My own family history supports this possibility of Vikings being attracted to the Caribbean: my great-great-uncle was a (very reactionary) Governor of the Danish West Indies; my grandfather was a (very liberal) Lutheran minister there; so my father was raised on St. Croix for ten years until it was sold to the US in 1917 – he was sent “home” to Denmark but returned to settle in the Bahamas for the last 22 years of his life; and though I have kept my connection to Denmark, and lived there for five years, the Bahamas is my home. Some Scandinavians are perfectly happy in the islands!

About the use of form in this poem: it is a standard Shakespearean sonnet: 14 lines (sonnet) of iambic pentameter (standard), rhyming abab cdcd efef gg (Shakespearean). However, it doesn’t have a strong volta, or turn in the argument, which is normally considered a requirement for a sonnet – you set the argument up first, and after the volta you demolish and replace it, or give it a good twist. The best that can be said for this sonnet is that the last two lines provide a resolution to the argument. Regardless, the sonnet length and structure allows a full exposition of an idea, while requiring brevity and compression. It can be very satisfying to produce.

Poem: “Religions”

If it’s Sunday, maybe I should post a religious poem… Of course, the trouble is my

Newgrange

Newgrange – prehistoric Irish site aligned with the winter solstice

ambivalence about religion. I side with US statesman and orator Henry Clay: “All religions united with government are more or less inimical to liberty. All, separated from government, are compatible with liberty.” And if there’s a difference between history and religion, I’ll take history any time.

So this one was originally published in Snakeskin, August 2016…

Religions

Judaism

Genocide in Canaan
Gave God’s land to the Jews;
But genocides in other lands
Are Yahweh’s big taboos.

Buddhism

All life is suffering,
Yes, all our life is pain;
Then I must be a masochist –
I’d love to live again.

Norse religion

The first gods killed a giant,
From his skull to make
The sky, and mountains from his bones –
What lies!

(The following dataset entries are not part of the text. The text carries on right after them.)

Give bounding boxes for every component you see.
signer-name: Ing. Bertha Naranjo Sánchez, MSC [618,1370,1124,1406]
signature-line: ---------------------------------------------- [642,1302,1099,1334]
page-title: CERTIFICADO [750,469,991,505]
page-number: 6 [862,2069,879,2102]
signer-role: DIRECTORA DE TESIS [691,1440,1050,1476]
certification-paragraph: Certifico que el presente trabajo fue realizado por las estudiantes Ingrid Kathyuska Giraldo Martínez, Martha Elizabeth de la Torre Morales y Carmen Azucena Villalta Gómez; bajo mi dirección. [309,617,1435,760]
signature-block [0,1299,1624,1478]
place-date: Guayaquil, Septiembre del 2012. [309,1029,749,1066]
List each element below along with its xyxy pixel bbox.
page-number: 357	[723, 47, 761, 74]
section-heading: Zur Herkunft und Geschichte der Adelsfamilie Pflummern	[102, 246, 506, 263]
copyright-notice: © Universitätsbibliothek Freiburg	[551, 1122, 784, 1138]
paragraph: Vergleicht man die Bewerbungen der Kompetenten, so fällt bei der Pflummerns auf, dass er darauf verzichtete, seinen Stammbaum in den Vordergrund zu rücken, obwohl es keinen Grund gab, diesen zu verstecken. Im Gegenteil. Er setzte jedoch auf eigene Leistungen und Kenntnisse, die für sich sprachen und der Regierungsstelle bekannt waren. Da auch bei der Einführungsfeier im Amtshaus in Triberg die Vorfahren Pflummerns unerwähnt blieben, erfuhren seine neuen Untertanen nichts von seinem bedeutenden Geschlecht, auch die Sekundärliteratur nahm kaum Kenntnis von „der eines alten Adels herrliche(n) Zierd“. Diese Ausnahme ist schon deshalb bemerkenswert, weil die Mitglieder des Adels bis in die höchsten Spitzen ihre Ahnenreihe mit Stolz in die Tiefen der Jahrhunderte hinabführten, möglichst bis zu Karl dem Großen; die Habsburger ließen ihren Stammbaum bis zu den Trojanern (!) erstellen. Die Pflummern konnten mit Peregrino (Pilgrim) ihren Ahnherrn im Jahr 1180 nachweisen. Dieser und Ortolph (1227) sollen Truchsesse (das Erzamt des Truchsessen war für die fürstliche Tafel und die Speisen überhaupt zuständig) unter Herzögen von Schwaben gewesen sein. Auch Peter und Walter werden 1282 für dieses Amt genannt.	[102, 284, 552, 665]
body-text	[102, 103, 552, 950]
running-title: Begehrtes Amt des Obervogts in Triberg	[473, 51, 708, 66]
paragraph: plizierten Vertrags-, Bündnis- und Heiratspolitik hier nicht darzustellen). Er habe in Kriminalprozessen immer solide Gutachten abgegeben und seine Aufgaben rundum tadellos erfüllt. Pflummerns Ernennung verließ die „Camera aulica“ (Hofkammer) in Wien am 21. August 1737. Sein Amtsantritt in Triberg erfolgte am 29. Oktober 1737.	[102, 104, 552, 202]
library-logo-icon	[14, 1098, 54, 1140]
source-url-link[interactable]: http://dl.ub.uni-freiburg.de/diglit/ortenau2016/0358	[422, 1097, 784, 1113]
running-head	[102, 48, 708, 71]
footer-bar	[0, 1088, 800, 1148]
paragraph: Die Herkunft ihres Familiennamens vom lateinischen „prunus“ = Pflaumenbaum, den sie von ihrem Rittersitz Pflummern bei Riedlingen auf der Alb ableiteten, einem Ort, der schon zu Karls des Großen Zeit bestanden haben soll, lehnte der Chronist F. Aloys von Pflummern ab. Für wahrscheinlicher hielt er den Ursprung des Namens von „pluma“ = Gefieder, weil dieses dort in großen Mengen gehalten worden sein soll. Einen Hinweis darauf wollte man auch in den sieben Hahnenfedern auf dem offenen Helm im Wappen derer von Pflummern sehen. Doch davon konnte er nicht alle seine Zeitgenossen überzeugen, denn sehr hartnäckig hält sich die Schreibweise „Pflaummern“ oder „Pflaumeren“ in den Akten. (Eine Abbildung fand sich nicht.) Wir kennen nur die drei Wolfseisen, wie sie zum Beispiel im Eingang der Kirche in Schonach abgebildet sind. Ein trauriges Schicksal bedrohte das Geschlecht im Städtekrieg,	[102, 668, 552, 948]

No talking snake?!

Christianity

Jesus wasn’t Jewish
And his killers weren’t from Caesar;
At least, so Paul said after
An epileptic seizure.

Islam

There is no God but One,
Perfect in every way;
All creatures do His unknown will –
So there’s no need to pray.

Mormonism

To teenage Joseph Smith
An angel showed gold plates
On which he read ‘Jesus Was Here’ –
It got him lots of dates.

Modern Paganism

Pretentious modern pagans
Confused by mystic spoof
Have got no clue what Stonehenge was
With its old Newgrange roof.

Atheism

I don’t see gods on clouds,
I don’t hear angels sing;
There’s just one question bothers me –
How come there’s anything?

About the use of form here: flippant comments, as in the above poem, are well served by simple quatrains with a bit of bounce to them. Iambics are not in themselves bouncy, but in this pattern of 3 feet, 3 feet, 4 feet, 3 feet they work fine. There’s not a lot of thought in any of the verses, just a set-up and a quick jab. The form works well for its purpose.